Earlier today, Clorox announced that it turned in a strong quarterly performance in the period ending June 30th, 2009 thanks at least in part -- and what we suspect was a very large part -- to cost reduction initiatives. According to the announcement, Clorox's earnings increased 8% from the previous time period 12 months ago to $170 million for the quarter, mostly due to "price increases, significant cost savings and lower commodity costs". In other words, two out of the three drivers of this successful financial whitewashing were due to Spend Management related initiatives and results.
Specifically, "Gross margin increased 370 basis points to 45.8 percent from 42.1 percent. The year-over-year increase was due to the continuing benefit of price increases, and the benefits of strong cost savings and lower commodity costs, partially offset by the impact of higher manufacturing and logistics costs and foreign currency transaction losses." While lower commodity costs are certainly not sustainable going forward, it's clear Clorox is taking serious actions to improve the quality of its overall cost reduction and supply chain performance.

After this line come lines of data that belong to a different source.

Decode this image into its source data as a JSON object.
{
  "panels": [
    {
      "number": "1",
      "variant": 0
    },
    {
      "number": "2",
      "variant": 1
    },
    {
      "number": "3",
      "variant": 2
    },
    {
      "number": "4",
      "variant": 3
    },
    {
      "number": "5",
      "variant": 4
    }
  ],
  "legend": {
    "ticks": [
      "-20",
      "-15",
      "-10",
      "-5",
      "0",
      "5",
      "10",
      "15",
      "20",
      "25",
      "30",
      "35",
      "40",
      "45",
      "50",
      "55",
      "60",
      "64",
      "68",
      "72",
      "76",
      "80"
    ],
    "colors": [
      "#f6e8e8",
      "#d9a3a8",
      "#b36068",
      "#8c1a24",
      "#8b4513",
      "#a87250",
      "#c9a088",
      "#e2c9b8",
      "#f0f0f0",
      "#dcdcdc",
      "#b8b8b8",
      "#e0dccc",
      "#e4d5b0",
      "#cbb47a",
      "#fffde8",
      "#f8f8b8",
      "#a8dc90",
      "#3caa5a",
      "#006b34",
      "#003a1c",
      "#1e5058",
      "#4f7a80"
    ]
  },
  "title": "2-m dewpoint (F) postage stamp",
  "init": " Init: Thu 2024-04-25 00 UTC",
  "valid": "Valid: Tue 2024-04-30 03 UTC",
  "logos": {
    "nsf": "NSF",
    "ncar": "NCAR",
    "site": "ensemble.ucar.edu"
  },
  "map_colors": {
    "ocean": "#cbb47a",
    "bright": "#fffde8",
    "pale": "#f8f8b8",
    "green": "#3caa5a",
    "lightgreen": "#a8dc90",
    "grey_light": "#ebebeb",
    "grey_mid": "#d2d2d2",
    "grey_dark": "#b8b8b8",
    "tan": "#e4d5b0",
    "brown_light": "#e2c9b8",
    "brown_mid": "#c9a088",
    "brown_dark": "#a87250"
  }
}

Our own benchmark analysis of Clorox relative to other CPG peers suggests that Clorox has made great strides of late in improving the quality of its procurement and supply chain operations. In fact, until recently, we ranked Clorox at the bottom of the household and personal products heap in a number of client analyses related to overall procurement, supply chain and IT sophistication. Within this sector, Gillette and Procter & Gamble have typically outperformed their peers (with Avon Products, Colgate-Palmolive, Kimberly-Clark and SC JohnsonWax following close behind). But word on the street is that Clorox has been upgrading their sourcing and supply management talent pool in recent years. And without a doubt, these efforts are paying off, making the earnings laundry brighter than ever.